Jane Jacobs' stopping of the Spadina Expressway in Toronto in 1971 becomes a major rallying point for communities across the United States, and the activist spirit of the time leads to many such situations. General Motors, which had instigated much of these plans, starts jumping in to try and make them evolve to suit new realities, with GM-sponsored projects proposing everything from burying expressways and building parkland or rail corridors above them to building elevated rail lines and stations for them above the freeway corridors. Local banks and businesses specialize in building improvements for local communities, with a popular comment being "If its good enough for people to live there, its good enough to justify makiing people want to live there."
The first American civilian nuclear power station is inaugurated at Shippingport, Pennsylvania, in 1958, and over the 1960s and 1970s nuclear power plants spring up all over the place. An anti-nuclear movement still gets some plants stopped, namely ones in poor locations. March 28, 1979, is just another day at the Three Mile Island nuclear power station in Pennsylvania, and the Nuclear Regulatory Commission gets a reputation for being harsh on those who violate public trust. Improvements in design and engineering standards mean that nuclear power stations built in the early 1970s and later are considerably better than earlier facilities.

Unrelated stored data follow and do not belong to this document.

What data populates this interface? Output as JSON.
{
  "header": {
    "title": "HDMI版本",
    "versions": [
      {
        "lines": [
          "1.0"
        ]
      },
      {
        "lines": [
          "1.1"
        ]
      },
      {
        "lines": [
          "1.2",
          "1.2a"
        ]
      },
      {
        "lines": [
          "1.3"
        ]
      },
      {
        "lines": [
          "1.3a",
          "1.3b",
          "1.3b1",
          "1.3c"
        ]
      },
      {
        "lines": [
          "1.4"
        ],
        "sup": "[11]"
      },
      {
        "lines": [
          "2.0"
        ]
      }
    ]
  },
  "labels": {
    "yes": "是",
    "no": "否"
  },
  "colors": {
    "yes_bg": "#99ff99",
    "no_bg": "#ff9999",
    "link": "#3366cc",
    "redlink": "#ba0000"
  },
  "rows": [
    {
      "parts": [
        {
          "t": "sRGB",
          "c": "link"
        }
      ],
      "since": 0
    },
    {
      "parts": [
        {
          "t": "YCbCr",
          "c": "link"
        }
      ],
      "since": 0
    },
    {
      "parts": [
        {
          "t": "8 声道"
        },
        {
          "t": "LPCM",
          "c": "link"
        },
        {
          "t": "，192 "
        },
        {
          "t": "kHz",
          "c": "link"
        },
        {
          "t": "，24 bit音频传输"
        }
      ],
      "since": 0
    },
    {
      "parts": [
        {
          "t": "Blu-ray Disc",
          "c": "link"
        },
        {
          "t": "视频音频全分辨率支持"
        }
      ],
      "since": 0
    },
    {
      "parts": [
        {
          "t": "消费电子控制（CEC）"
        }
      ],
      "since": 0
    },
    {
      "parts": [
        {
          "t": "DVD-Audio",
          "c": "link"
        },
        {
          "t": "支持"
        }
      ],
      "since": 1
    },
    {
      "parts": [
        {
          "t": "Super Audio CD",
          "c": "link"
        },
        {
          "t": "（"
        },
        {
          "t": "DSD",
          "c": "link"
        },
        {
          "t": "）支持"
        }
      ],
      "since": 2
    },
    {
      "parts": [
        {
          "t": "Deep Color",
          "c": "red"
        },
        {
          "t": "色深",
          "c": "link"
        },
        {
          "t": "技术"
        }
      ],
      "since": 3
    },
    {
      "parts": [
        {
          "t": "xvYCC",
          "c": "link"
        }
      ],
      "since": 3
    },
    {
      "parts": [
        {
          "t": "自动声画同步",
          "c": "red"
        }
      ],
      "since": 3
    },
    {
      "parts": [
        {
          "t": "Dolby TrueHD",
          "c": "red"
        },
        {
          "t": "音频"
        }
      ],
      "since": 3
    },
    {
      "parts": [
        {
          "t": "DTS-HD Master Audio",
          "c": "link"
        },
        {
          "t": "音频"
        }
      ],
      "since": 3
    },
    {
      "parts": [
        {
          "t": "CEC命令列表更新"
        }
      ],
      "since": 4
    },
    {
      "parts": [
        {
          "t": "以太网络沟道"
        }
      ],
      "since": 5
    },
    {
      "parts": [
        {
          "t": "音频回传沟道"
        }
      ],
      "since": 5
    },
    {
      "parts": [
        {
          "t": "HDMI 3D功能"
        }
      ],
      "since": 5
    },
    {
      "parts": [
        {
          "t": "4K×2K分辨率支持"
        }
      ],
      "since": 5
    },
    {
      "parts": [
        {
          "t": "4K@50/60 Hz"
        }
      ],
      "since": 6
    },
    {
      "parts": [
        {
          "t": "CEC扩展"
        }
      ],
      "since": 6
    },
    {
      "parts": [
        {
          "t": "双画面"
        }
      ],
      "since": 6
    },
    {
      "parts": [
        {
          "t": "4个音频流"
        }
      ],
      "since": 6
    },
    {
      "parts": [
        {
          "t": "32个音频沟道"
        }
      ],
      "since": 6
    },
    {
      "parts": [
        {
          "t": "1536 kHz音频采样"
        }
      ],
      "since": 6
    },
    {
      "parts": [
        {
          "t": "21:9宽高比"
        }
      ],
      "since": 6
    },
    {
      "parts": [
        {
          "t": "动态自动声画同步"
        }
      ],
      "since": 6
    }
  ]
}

By the time Shippingport closes in 1981, 176 nuclear reactors are operating in the United States, with an addition 52 under construction, despite the anti-nuclear lobby and its considerable influence. The ire of the environmentalists had, by then, turned to other areas, though the anti-nuclear movement still protests regularly. The most infamous mistake of the nuclear movement was the Shoreham Nuclear Power Plant on Long Island, which never operated commercially, and after years of tests was closed for good in 1990. Such failures, however, did not stop the industry from continuing to expand its operations. By 2010, 265 nuclear reactors operate in the United States, producing very nearly 50% of the United States' electricity.